This past Sunday I participated in a teleconference, the theme of which was that opportunity does exist for those aged 50+ with screenwriting aspirations, at least in films. According to the presenter, television is a different story, as in that world writers are young and, well, let’s just say they much prefer to be with their cohort.
The presenter was the man in charge of an on-line based screenwriting school, apparently in operation for several years. What leant him credibility was his own background as a screenwriter, coupled with his applying marketing experience to generating education modules based on interviews with over 100 movie producers, validated by success stories from more than 250 ‘alumni’ writers.

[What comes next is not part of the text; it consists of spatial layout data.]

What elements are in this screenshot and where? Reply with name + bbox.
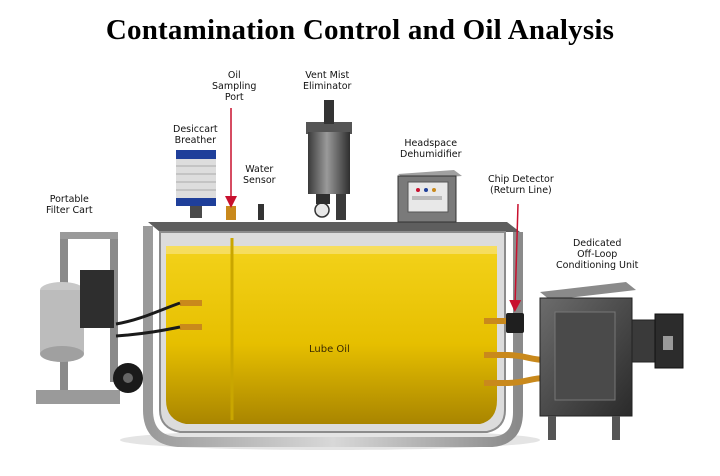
label-conditioning-unit: Dedicated Off-Loop Conditioning Unit bbox=[556, 238, 639, 271]
conditioning-hose-upper bbox=[505, 352, 546, 363]
right-port-1 bbox=[484, 318, 506, 324]
headspace-dehumidifier bbox=[397, 170, 462, 223]
water-sensor bbox=[258, 204, 264, 220]
label-vent-mist-eliminator: Vent Mist Eliminator bbox=[303, 70, 352, 92]
oil-surface bbox=[166, 246, 497, 254]
label-oil-sampling-port: Oil Sampling Port bbox=[212, 70, 257, 103]
vent-mist-eliminator bbox=[306, 100, 352, 220]
label-chip-detector: Chip Detector (Return Line) bbox=[488, 174, 554, 196]
desiccant-breather bbox=[176, 150, 216, 218]
label-water-sensor: Water Sensor bbox=[243, 164, 276, 186]
lube-oil bbox=[166, 246, 497, 424]
right-port-3 bbox=[484, 380, 506, 386]
left-port-lower bbox=[180, 324, 202, 330]
label-portable-filter-cart: Portable Filter Cart bbox=[46, 194, 93, 216]
right-port-2 bbox=[484, 352, 506, 358]
diagram-title: Contamination Control and Oil Analysis bbox=[105, 14, 615, 46]
conditioning-hose-lower bbox=[505, 375, 546, 386]
tank-top bbox=[148, 222, 520, 232]
conditioning-unit bbox=[539, 282, 684, 440]
left-port-upper bbox=[180, 300, 202, 306]
chip-detector-arrow bbox=[509, 203, 522, 312]
chip-detector bbox=[506, 313, 524, 333]
tank-wall bbox=[143, 226, 523, 447]
portable-filter-cart bbox=[36, 232, 181, 404]
oil-sampling-port bbox=[226, 206, 236, 220]
label-lube-oil: Lube Oil bbox=[309, 344, 350, 355]
label-headspace-dehumidifier: Headspace Dehumidifier bbox=[400, 138, 462, 160]
label-desiccant-breather: Desiccart Breather bbox=[173, 124, 218, 146]
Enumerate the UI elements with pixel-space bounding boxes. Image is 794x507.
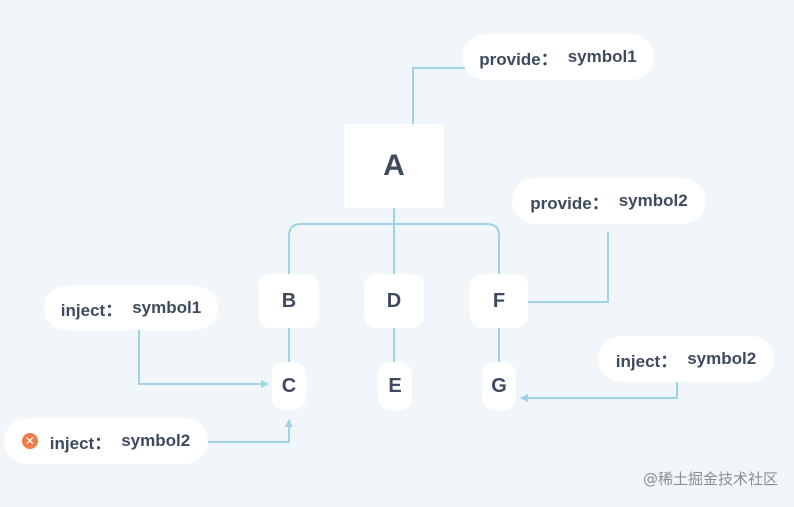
- label-value: symbol2: [618, 191, 688, 210]
- label-provide-symbol2: provide： symbol2: [512, 178, 706, 224]
- error-x-icon: ✕: [21, 433, 38, 449]
- node-f: F: [470, 274, 528, 328]
- arrow-inject-symbol2-to-g: [520, 382, 678, 402]
- node-e: E: [378, 362, 412, 410]
- label-inject-symbol2-c: ✕ inject： symbol2: [4, 418, 208, 464]
- label-provide-symbol1: provide： symbol1: [462, 34, 654, 80]
- node-c: C: [272, 362, 306, 410]
- label-key: provide：: [530, 193, 609, 213]
- node-b: B: [259, 274, 319, 328]
- node-d: D: [364, 274, 424, 328]
- label-key: inject：: [615, 351, 678, 371]
- label-value: symbol1: [132, 298, 202, 317]
- arrow-provide-symbol2-to-f: [507, 232, 609, 306]
- watermark: @稀土掘金技术社区: [642, 470, 778, 488]
- label-inject-symbol2-g: inject： symbol2: [598, 336, 774, 382]
- node-a: A: [344, 124, 444, 208]
- label-inject-symbol1: inject： symbol1: [44, 286, 218, 330]
- arrow-inject-symbol2-to-c: [208, 419, 293, 443]
- label-key: provide：: [479, 49, 558, 69]
- node-g: G: [482, 362, 516, 410]
- arrow-inject-symbol1-to-c: [138, 330, 269, 388]
- label-value: symbol1: [567, 47, 637, 66]
- label-value: symbol2: [121, 431, 191, 450]
- label-key: inject：: [60, 300, 123, 320]
- label-key: inject：: [49, 433, 112, 453]
- arrow-provide-symbol1-to-a: [409, 67, 466, 147]
- label-value: symbol2: [687, 349, 757, 368]
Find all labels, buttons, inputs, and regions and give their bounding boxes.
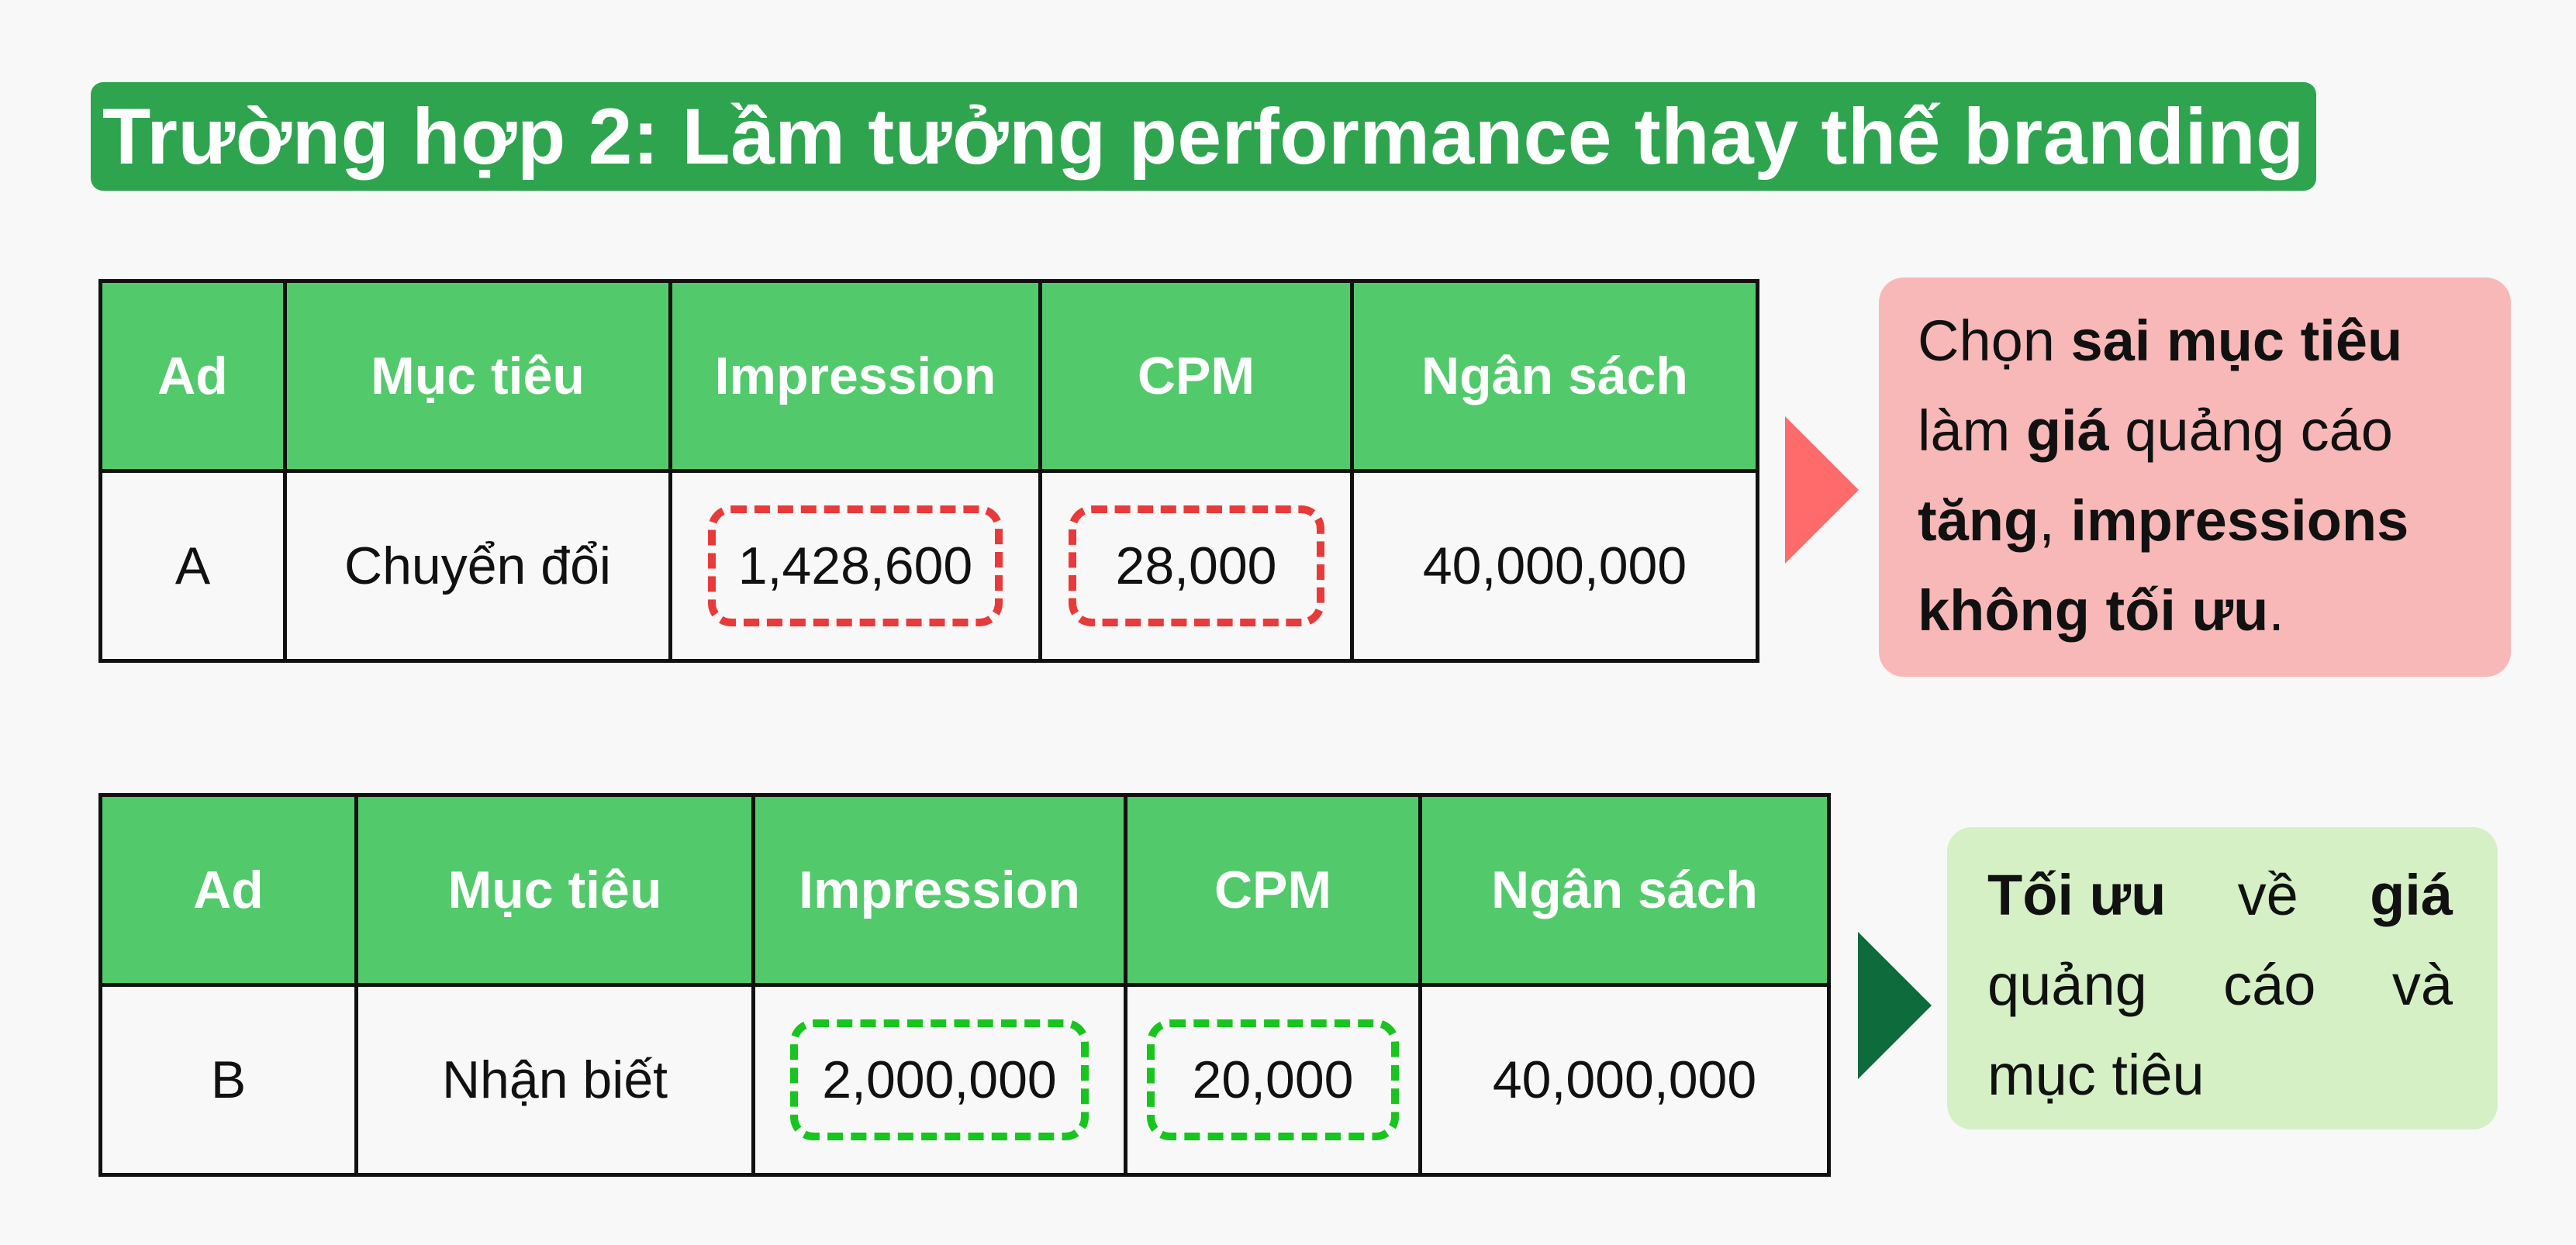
note-line: mục tiêu [1987,1043,2205,1107]
cell-ad: B [98,983,358,1177]
note-wrong-objective: Chọn sai mục tiêu làm giá quảng cáo tăng… [1879,278,2511,677]
header-impression: Impression [751,793,1127,987]
note-line: tăng, impressions [1918,488,2409,553]
header-objective: Mục tiêu [283,279,672,473]
cell-cpm: 28,000 [1038,469,1354,663]
cell-objective: Nhận biết [354,983,755,1177]
note-line: làm giá quảng cáo [1918,398,2393,463]
highlight-cpm-red: 28,000 [1068,505,1324,626]
arrow-right-icon [1785,416,1859,564]
header-ad: Ad [98,279,287,473]
highlight-impression-red: 1,428,600 [708,505,1003,626]
cell-impression: 2,000,000 [751,983,1127,1177]
cell-impression: 1,428,600 [668,469,1042,663]
arrow-right-icon [1858,932,1932,1079]
header-cpm: CPM [1124,793,1422,987]
table-row: B Nhận biết 2,000,000 20,000 40,000,000 [98,983,1831,1177]
cell-budget: 40,000,000 [1418,983,1831,1177]
header-objective: Mục tiêu [354,793,755,987]
note-line: không tối ưu. [1918,578,2284,643]
cell-budget: 40,000,000 [1350,469,1759,663]
header-ad: Ad [98,793,358,987]
table-row: A Chuyển đổi 1,428,600 28,000 40,000,000 [98,469,1759,663]
header-impression: Impression [668,279,1042,473]
cell-objective: Chuyển đổi [283,469,672,663]
header-budget: Ngân sách [1350,279,1759,473]
cell-cpm: 20,000 [1124,983,1422,1177]
cell-ad: A [98,469,287,663]
comparison-table-b: Ad Mục tiêu Impression CPM Ngân sách B N… [98,793,1831,1177]
header-cpm: CPM [1038,279,1354,473]
comparison-table-a: Ad Mục tiêu Impression CPM Ngân sách A C… [98,279,1759,663]
highlight-cpm-green: 20,000 [1147,1019,1399,1140]
table-header-row: Ad Mục tiêu Impression CPM Ngân sách [98,793,1831,987]
header-budget: Ngân sách [1418,793,1831,987]
table-header-row: Ad Mục tiêu Impression CPM Ngân sách [98,279,1759,473]
highlight-impression-green: 2,000,000 [790,1019,1089,1140]
note-line: Chọn sai mục tiêu [1918,309,2403,373]
page-title: Trường hợp 2: Lầm tưởng performance thay… [91,82,2316,191]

Here are some of the main points I gleaned from his talk:
- Over 40% of the ‘alumni’ writers to date, many providing testimonials on the website of their subsequent success, are aged 50+
- The three most important ingredients in the bringing of any screenplay to the screen are: Marketability + Story with understandable uniqueness and appeal + Powerful Characters
- When starting out seriously writing, a success plan time frame of about five years is reasonable
- The current state of affairs in Hollywood is such that one stands a much greater likelihood of successfully selling a screenplay if the script orientation aims at smaller, independent producers, with more modest production budgets; the presenter relayed the story of a 70+ year old writer who recently met with and subsequently developed a multi-project relationship with an independent producer aged under 30
- Statistically from 2013 (over what geographic percentage of the industry was not indicated), there were 20 times more low budget than high budget movies made
- To become accomplished one needs to write creatively every day while learning every day
- One should try to write with a financial eye to the ‘money audience’, i.e. almost 50% of the movie-going audience is between 18 and 39 years old, versus the 50+ crowd @ 20% of the audience
- Keep the marketability advantage of the ‘high concept’ in mind; this means stories with great concepts and characters, which can be pitched and understood in one sentence, are sought after by producers
Perhaps the most important underlying tone of this talk was the presenter’s encouragement, recognizing he is 50+ himself, not to perceive age as an impediment to pursuing your writing goals.